Texas health officials are warning beachgoers that higher levels of bacteria have been found at multiple beaches in the Galveston area in the Gulf of Mexico.

Water quality on beaches is measured throughout the state to keep track of bacteria levels in the water. Following weeks of heavy rains in Texas, officials said they have found high levels of Enterococci bacteria in 17 beaches in the Galveston area. Enterococcus is a kind of bacteria that often occurs naturally in the intestinal tract of humans and animals. Currently, 23 beaches in Texas have high levels of the bacteria, officials said.

Brian Davis, chief of the Freeport Fire and EMS Department, said extensive flooding earlier this month caused the overflow of septic tanks and waste treatment plants.

"The simple truth is that all of that is running down the river," said Davis, who said the bacteria can turn Gulf water into almost toilet water. "It sounds bad to think of it like that."

Health officials warn swimmers to be careful after bacteria has left "toilet-like" water in the gulf. (KTRK) Health officials warn swimmers to be careful after bacteria has left "toilet-like" water in the gulf.
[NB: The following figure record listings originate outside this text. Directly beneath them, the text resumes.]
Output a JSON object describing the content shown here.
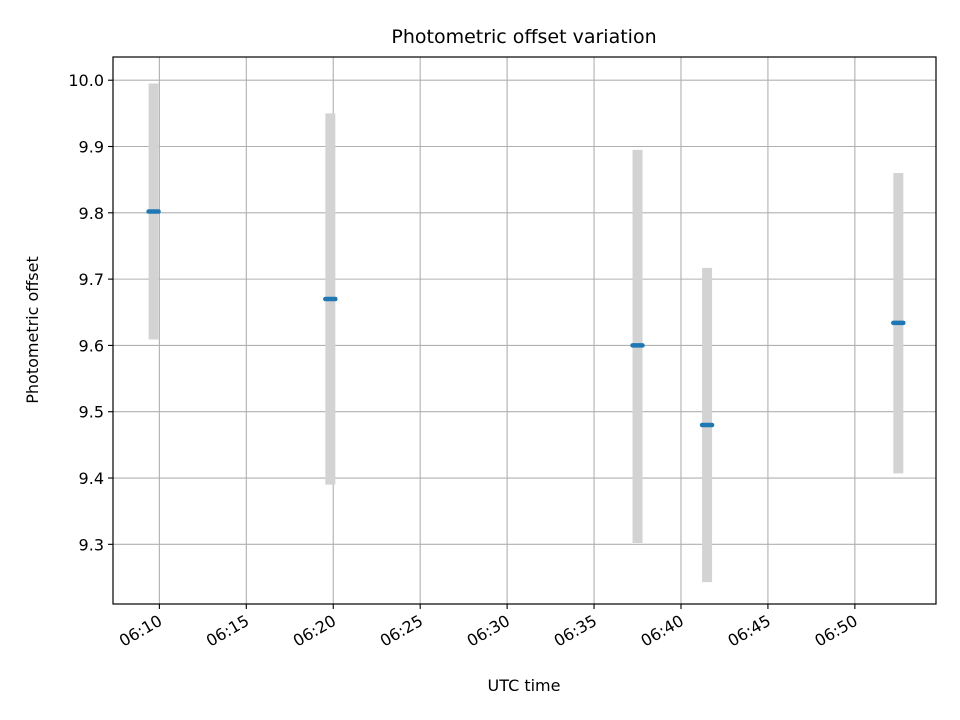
{
  "chart_data": {
    "type": "scatter",
    "title": "Photometric offset variation",
    "xlabel": "UTC time",
    "ylabel": "Photometric offset",
    "x_ticks": [
      "06:10",
      "06:15",
      "06:20",
      "06:25",
      "06:30",
      "06:35",
      "06:40",
      "06:45",
      "06:50"
    ],
    "y_ticks": [
      "9.3",
      "9.4",
      "9.5",
      "9.6",
      "9.7",
      "9.8",
      "9.9",
      "10.0"
    ],
    "ylim": [
      9.21,
      10.035
    ],
    "xlim": [
      "06:07:20",
      "06:54:40"
    ],
    "grid": true,
    "marker_color": "#1f77b4",
    "errorbar_color": "#d3d3d3",
    "points": [
      {
        "time": "06:09:40",
        "value": 9.802,
        "err_low": 9.609,
        "err_high": 9.995
      },
      {
        "time": "06:19:50",
        "value": 9.67,
        "err_low": 9.39,
        "err_high": 9.95
      },
      {
        "time": "06:37:30",
        "value": 9.6,
        "err_low": 9.302,
        "err_high": 9.895
      },
      {
        "time": "06:41:30",
        "value": 9.48,
        "err_low": 9.243,
        "err_high": 9.717
      },
      {
        "time": "06:52:30",
        "value": 9.634,
        "err_low": 9.407,
        "err_high": 9.86
      }
    ]
  }
}
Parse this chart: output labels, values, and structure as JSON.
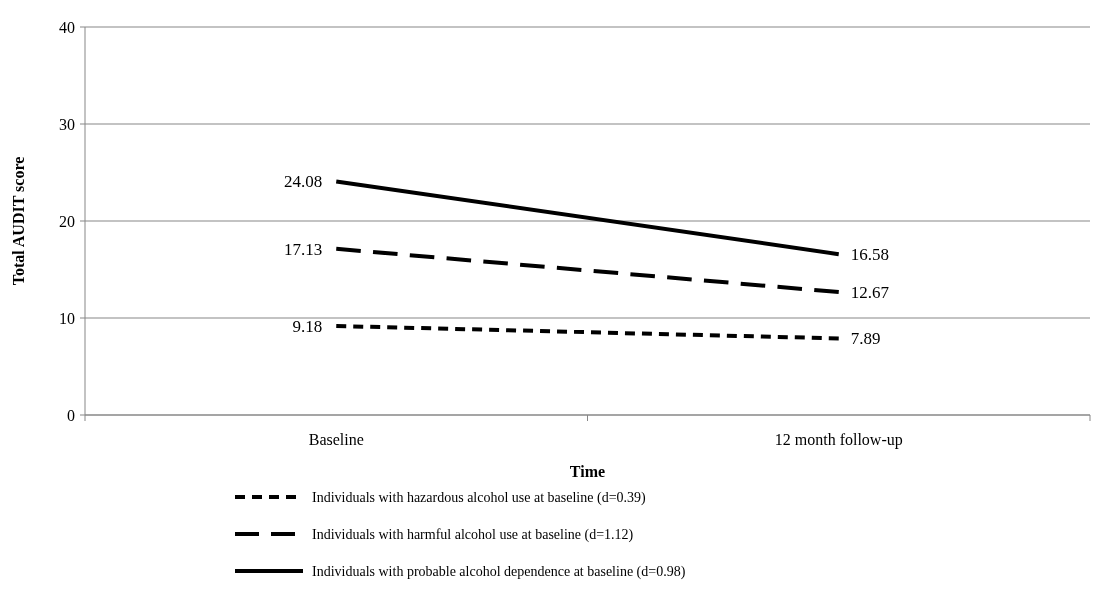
{
  "chart_data": {
    "type": "line",
    "xlabel": "Time",
    "ylabel": "Total AUDIT score",
    "categories": [
      "Baseline",
      "12 month follow-up"
    ],
    "ylim": [
      0,
      40
    ],
    "yticks": [
      0,
      10,
      20,
      30,
      40
    ],
    "grid": "y",
    "legend": "bottom",
    "data_labels": true,
    "series": [
      {
        "name": "Individuals with hazardous alcohol use at baseline (d=0.39)",
        "color": "#000000",
        "line_style": "dashed",
        "values": [
          9.18,
          7.89
        ]
      },
      {
        "name": "Individuals with harmful alcohol  use at baseline (d=1.12)",
        "color": "#000000",
        "line_style": "dashed",
        "values": [
          17.13,
          12.67
        ]
      },
      {
        "name": "Individuals with probable alcohol dependence at baseline (d=0.98)",
        "color": "#000000",
        "line_style": "solid",
        "values": [
          24.08,
          16.58
        ]
      }
    ]
  }
}
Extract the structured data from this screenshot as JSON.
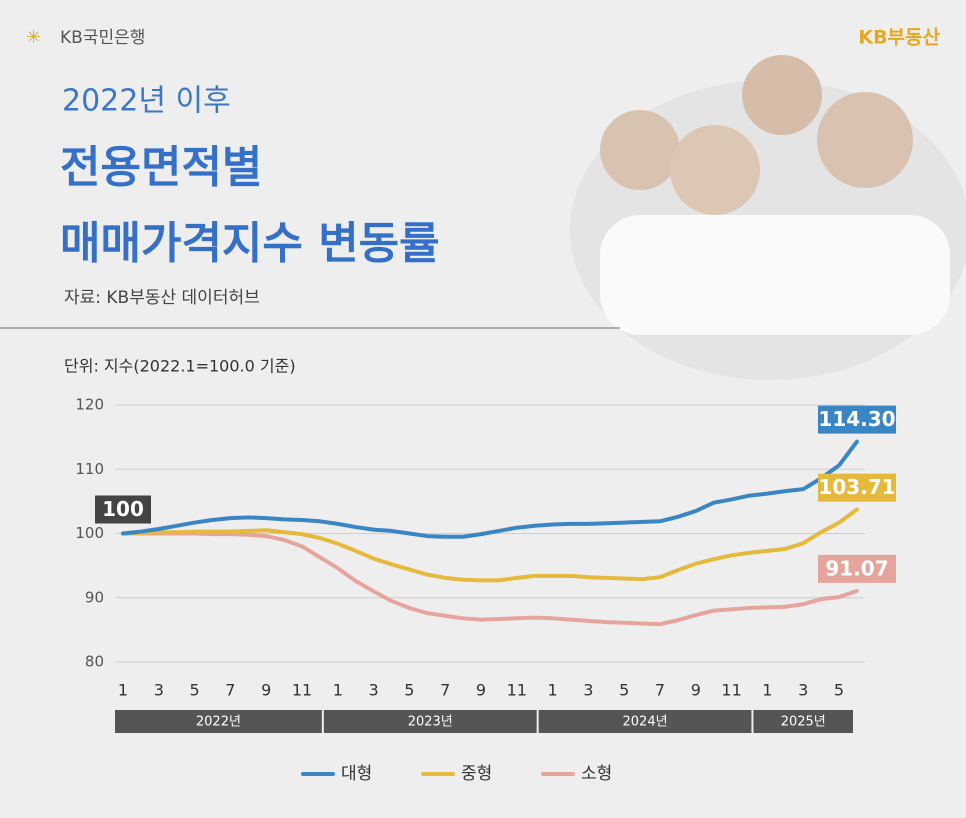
{
  "header": {
    "bank_logo": "KB국민은행",
    "brand": "KB부동산",
    "title_line1": "2022년 이후",
    "title_line2": "전용면적별",
    "title_line3": "매매가격지수 변동률",
    "source": "자료: KB부동산 데이터허브"
  },
  "chart_data": {
    "type": "line",
    "subtitle": "단위: 지수(2022.1=100.0 기준)",
    "categories": [
      "1",
      null,
      "3",
      null,
      "5",
      null,
      "7",
      null,
      "9",
      null,
      "11",
      null,
      "1",
      null,
      "3",
      null,
      "5",
      null,
      "7",
      null,
      "9",
      null,
      "11",
      null,
      "1",
      null,
      "3",
      null,
      "5",
      null,
      "7",
      null,
      "9",
      null,
      "11",
      null,
      "1",
      null,
      "3",
      null,
      "5",
      null
    ],
    "year_groups": [
      "2022년",
      "2023년",
      "2024년",
      "2025년"
    ],
    "ylim": [
      80,
      120
    ],
    "yticks": [
      80,
      90,
      100,
      110,
      120
    ],
    "grid": true,
    "legend": "bottom",
    "series": [
      {
        "name": "대형",
        "color": "#3a86c4",
        "values": [
          100,
          100.3,
          100.7,
          101.2,
          101.7,
          102.1,
          102.4,
          102.5,
          102.4,
          102.2,
          102.1,
          101.9,
          101.5,
          101.0,
          100.6,
          100.4,
          100.0,
          99.6,
          99.5,
          99.5,
          99.9,
          100.4,
          100.9,
          101.2,
          101.4,
          101.5,
          101.5,
          101.6,
          101.7,
          101.8,
          101.9,
          102.6,
          103.5,
          104.8,
          105.3,
          105.9,
          106.2,
          106.6,
          106.9,
          108.6,
          110.6,
          114.3
        ],
        "value_labels": [
          "100",
          null,
          null,
          null,
          null,
          null,
          null,
          null,
          null,
          null,
          null,
          null,
          null,
          null,
          null,
          null,
          null,
          null,
          null,
          null,
          null,
          null,
          null,
          null,
          null,
          null,
          null,
          null,
          null,
          null,
          null,
          null,
          null,
          null,
          null,
          null,
          null,
          null,
          null,
          null,
          null,
          "114.30"
        ]
      },
      {
        "name": "중형",
        "color": "#e5b93b",
        "values": [
          100,
          100.1,
          100.2,
          100.2,
          100.3,
          100.3,
          100.3,
          100.4,
          100.5,
          100.2,
          99.9,
          99.3,
          98.4,
          97.3,
          96.1,
          95.2,
          94.4,
          93.6,
          93.1,
          92.8,
          92.7,
          92.7,
          93.1,
          93.4,
          93.4,
          93.4,
          93.2,
          93.1,
          93.0,
          92.9,
          93.2,
          94.3,
          95.3,
          96.0,
          96.6,
          97.0,
          97.3,
          97.6,
          98.5,
          100.2,
          101.7,
          103.71
        ],
        "value_labels": [
          null,
          null,
          null,
          null,
          null,
          null,
          null,
          null,
          null,
          null,
          null,
          null,
          null,
          null,
          null,
          null,
          null,
          null,
          null,
          null,
          null,
          null,
          null,
          null,
          null,
          null,
          null,
          null,
          null,
          null,
          null,
          null,
          null,
          null,
          null,
          null,
          null,
          null,
          null,
          null,
          null,
          "103.71"
        ]
      },
      {
        "name": "소형",
        "color": "#e6a59c",
        "values": [
          100,
          100,
          100,
          100,
          100,
          99.9,
          99.9,
          99.8,
          99.6,
          99.0,
          98.0,
          96.3,
          94.6,
          92.6,
          91.0,
          89.5,
          88.4,
          87.6,
          87.2,
          86.8,
          86.6,
          86.7,
          86.8,
          86.9,
          86.8,
          86.6,
          86.4,
          86.2,
          86.1,
          86.0,
          85.9,
          86.5,
          87.3,
          88.0,
          88.2,
          88.4,
          88.5,
          88.6,
          89.0,
          89.8,
          90.1,
          91.07
        ],
        "value_labels": [
          null,
          null,
          null,
          null,
          null,
          null,
          null,
          null,
          null,
          null,
          null,
          null,
          null,
          null,
          null,
          null,
          null,
          null,
          null,
          null,
          null,
          null,
          null,
          null,
          null,
          null,
          null,
          null,
          null,
          null,
          null,
          null,
          null,
          null,
          null,
          null,
          null,
          null,
          null,
          null,
          null,
          "91.07"
        ]
      }
    ]
  }
}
Summer is a common time for the bacteria to appear, said Scott Packard, the public information officer for the Galveston Health Department, noting that the health department tests the water every day until the bacteria levels reach lower levels.

"We want people to make sure that they have the information to make their own decision," he said.

While signs and alerts are posted along the beach, swimmers are allowed to enter the water at their own risk. People who have weaker immune systems, have open wounds or other underlying conditions should think twice about entering, Packard said.

Dr. William Schaffner, an infectious disease expert at Vanderbilt University Medical Center, said extra bacteria in the water can lead to diarrhea or other gastrointestinal symptoms. If people enter the water with open wounds, they risk infection, especially if another kind of bacteria called vibrio vulnificus is found in the water.

While Schaffner said the "risk is low" for an outbreak even after weeks of flooding, the warnings are an important part of keeping the public healthy and informed.

"For both the genuine public health reason as well as the yucky factor ... people close beaches that have been polluted," he said. "Enjoy the sun and sand but stay out of the water."